Are you forcing your exhale? What happens if you just allow your exhale to happen naturally after the fullest extension of your inhale?

Imagine that you are receiving spaciousness, goodness, the breath of God with your inhale. What do you begin to feel and to notice as you do so? What thoughts begin to come to your mind? Are you able to let go of associations or thoughts of who God is, and simply notice the presence, spirit, and Breath of God? Again, no judgment for these thoughts. Just notice them and see if you can surrender them with your exhale. How might God be with you, in you, and through you in every inhale? Every exhale?

What if you imagine breathing out and surrendering anything that is not the Spirit of God with your exhale? Maybe a word or image or sensation that you have been holding onto. Are you able to surrender and to let it go with your exhale? If you are not ready or to let it go that is okay. Just be aware of where you are at. There is no right or wrong in this—just awareness.
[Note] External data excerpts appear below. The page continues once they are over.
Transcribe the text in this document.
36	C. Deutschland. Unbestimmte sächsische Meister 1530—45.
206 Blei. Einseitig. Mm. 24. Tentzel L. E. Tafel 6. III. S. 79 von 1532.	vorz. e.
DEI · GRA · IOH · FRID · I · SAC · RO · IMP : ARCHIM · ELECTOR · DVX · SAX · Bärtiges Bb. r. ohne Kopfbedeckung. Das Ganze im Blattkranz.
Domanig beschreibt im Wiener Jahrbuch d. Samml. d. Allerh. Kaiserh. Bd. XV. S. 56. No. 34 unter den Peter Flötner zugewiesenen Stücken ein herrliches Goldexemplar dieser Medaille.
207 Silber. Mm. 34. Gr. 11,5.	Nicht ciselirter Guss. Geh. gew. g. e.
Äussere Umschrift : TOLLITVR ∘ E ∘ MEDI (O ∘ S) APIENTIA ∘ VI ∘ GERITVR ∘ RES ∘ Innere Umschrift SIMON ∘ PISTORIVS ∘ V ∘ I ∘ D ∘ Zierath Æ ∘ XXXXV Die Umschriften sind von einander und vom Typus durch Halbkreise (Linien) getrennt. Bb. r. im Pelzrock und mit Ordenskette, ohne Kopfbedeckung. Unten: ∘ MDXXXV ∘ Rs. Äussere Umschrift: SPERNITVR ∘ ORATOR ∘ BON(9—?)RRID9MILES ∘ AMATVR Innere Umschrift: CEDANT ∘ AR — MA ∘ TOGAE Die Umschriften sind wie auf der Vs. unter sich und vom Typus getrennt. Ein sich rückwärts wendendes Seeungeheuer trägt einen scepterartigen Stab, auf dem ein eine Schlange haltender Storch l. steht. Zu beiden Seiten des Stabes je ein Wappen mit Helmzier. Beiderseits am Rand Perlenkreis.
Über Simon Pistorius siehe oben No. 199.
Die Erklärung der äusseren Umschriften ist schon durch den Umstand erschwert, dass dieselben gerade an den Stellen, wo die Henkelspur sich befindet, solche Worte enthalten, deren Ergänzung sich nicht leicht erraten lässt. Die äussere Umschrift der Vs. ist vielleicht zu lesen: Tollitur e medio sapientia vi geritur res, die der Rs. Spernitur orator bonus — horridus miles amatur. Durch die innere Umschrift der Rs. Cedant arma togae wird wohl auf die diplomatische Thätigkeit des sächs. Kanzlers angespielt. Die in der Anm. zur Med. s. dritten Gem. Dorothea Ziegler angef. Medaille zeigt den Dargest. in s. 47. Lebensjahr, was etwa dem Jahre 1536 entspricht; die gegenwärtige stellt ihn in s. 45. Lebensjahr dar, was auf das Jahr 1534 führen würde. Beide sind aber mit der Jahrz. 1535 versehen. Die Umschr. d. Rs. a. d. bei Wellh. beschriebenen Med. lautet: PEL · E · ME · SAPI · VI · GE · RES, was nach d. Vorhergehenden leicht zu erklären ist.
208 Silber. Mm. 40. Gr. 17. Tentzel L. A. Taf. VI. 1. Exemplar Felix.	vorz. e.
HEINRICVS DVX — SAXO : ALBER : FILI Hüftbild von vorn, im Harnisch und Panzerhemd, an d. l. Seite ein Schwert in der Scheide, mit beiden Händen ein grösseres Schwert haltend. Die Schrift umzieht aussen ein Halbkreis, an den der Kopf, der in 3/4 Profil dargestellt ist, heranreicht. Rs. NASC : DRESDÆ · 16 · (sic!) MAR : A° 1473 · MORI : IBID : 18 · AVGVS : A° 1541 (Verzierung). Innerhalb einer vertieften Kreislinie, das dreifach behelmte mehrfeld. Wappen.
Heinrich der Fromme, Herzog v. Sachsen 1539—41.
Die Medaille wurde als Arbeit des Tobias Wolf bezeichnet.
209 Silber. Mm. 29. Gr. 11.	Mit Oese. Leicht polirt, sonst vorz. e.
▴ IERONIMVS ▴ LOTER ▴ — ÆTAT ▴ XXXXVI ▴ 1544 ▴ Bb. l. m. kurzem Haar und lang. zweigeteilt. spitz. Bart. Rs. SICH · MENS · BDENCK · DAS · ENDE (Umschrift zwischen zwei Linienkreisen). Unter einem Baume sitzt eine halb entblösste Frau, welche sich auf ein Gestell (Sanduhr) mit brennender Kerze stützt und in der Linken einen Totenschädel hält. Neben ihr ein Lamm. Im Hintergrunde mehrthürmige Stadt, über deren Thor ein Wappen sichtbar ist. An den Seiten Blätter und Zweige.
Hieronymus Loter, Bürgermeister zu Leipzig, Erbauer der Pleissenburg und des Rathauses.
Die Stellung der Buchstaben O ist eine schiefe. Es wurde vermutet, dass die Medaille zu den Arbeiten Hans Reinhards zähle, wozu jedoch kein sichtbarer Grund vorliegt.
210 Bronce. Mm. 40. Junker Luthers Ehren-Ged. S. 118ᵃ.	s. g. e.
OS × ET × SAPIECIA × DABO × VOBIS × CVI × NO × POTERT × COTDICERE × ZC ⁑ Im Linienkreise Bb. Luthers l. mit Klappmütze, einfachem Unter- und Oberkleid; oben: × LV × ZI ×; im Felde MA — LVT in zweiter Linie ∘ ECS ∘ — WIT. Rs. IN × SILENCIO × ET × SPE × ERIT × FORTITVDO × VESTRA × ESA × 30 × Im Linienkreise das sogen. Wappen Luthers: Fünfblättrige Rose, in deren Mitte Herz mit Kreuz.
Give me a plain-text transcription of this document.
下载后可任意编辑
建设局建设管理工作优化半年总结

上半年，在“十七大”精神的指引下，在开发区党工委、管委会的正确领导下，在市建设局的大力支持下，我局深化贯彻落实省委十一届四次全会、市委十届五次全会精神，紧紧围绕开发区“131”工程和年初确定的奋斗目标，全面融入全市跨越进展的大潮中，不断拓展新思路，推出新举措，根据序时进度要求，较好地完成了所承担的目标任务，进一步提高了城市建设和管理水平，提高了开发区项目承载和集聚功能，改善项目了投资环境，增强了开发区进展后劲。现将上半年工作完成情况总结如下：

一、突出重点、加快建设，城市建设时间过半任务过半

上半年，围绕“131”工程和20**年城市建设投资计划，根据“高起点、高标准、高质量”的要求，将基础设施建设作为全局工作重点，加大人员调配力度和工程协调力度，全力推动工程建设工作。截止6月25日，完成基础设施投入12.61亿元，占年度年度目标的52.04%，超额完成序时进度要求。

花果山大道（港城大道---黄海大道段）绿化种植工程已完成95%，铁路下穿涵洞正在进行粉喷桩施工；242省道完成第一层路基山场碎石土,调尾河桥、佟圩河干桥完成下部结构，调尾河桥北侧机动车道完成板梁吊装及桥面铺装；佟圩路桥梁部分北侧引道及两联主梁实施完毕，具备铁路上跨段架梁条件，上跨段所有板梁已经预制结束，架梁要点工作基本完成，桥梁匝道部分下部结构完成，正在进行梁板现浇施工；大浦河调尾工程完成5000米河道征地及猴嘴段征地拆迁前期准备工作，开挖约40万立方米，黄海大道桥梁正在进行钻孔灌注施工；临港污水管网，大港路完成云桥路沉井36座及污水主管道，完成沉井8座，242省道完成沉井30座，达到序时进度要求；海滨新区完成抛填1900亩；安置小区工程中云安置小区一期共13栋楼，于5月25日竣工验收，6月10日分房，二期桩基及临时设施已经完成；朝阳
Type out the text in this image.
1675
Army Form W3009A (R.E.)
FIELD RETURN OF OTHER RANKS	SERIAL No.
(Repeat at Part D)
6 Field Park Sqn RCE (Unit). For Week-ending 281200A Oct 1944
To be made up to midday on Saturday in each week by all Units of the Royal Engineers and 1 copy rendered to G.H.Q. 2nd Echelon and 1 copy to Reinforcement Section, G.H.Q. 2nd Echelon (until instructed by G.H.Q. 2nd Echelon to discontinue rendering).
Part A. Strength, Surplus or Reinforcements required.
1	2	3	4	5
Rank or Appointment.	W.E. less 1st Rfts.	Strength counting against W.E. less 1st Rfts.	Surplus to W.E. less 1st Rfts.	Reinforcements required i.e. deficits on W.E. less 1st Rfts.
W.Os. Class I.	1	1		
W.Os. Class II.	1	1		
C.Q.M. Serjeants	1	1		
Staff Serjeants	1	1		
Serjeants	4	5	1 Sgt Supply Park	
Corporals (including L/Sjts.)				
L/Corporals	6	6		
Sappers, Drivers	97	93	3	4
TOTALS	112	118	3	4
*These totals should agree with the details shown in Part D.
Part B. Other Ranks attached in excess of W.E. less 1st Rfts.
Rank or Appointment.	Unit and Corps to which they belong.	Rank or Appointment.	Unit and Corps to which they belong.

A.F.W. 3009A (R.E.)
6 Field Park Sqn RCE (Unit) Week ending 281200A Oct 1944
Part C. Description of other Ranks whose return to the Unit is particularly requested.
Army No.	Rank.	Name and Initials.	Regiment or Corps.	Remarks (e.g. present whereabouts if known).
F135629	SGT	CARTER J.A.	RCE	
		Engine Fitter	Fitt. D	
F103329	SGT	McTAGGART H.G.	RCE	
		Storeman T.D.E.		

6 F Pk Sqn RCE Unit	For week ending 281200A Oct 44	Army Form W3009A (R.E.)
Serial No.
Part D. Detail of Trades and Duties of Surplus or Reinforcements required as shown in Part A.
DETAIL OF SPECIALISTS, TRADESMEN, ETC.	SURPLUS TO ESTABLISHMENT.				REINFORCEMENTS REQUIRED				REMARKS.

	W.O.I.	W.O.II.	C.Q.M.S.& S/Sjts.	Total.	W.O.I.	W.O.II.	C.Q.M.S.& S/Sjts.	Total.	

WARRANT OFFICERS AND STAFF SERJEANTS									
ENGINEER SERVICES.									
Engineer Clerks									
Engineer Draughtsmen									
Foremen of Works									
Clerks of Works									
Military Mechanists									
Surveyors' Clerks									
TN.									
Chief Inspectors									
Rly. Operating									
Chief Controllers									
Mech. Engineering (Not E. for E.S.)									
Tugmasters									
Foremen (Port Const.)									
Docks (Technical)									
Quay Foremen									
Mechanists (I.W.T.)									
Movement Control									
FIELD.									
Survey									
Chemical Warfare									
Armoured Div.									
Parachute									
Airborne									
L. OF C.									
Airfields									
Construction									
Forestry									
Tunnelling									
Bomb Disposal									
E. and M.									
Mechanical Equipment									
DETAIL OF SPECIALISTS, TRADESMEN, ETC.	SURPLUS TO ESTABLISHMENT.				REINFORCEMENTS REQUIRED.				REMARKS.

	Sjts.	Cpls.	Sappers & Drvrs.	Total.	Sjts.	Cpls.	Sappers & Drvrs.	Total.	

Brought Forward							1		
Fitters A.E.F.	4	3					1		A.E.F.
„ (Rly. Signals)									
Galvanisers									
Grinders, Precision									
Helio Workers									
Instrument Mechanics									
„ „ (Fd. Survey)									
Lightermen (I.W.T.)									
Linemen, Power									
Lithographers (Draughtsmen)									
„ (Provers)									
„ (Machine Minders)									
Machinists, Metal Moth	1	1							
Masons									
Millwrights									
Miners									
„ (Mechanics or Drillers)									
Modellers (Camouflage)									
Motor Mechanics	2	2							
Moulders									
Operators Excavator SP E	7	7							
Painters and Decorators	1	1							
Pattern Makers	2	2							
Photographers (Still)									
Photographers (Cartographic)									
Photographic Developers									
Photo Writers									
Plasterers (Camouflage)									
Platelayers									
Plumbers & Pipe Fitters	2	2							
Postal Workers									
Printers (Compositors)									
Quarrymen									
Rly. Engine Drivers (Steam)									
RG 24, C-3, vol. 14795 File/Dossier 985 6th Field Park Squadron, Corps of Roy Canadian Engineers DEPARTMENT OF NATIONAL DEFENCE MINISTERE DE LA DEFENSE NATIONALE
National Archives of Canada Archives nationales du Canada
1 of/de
What do you notice now? Do you feel any shift in your body? Do you see anything around the room that perhaps you didn’t notice before? Exercises like this help stimulate our vagus nerve so that we can be more present. We can think about the past and we can worry about the future, but we can only breathe in the present moment. Allow your breath to be an invitation for you:

Be. Here. Now.

For it is only in the present moment that we are able to experience the Presence of God. We are invited into greater healing from our trauma and abuse with each and every breath, each and every return of the Spirit of God into our being. May we be bold enough and soft enough to open ourselves ever more to receive the invitation.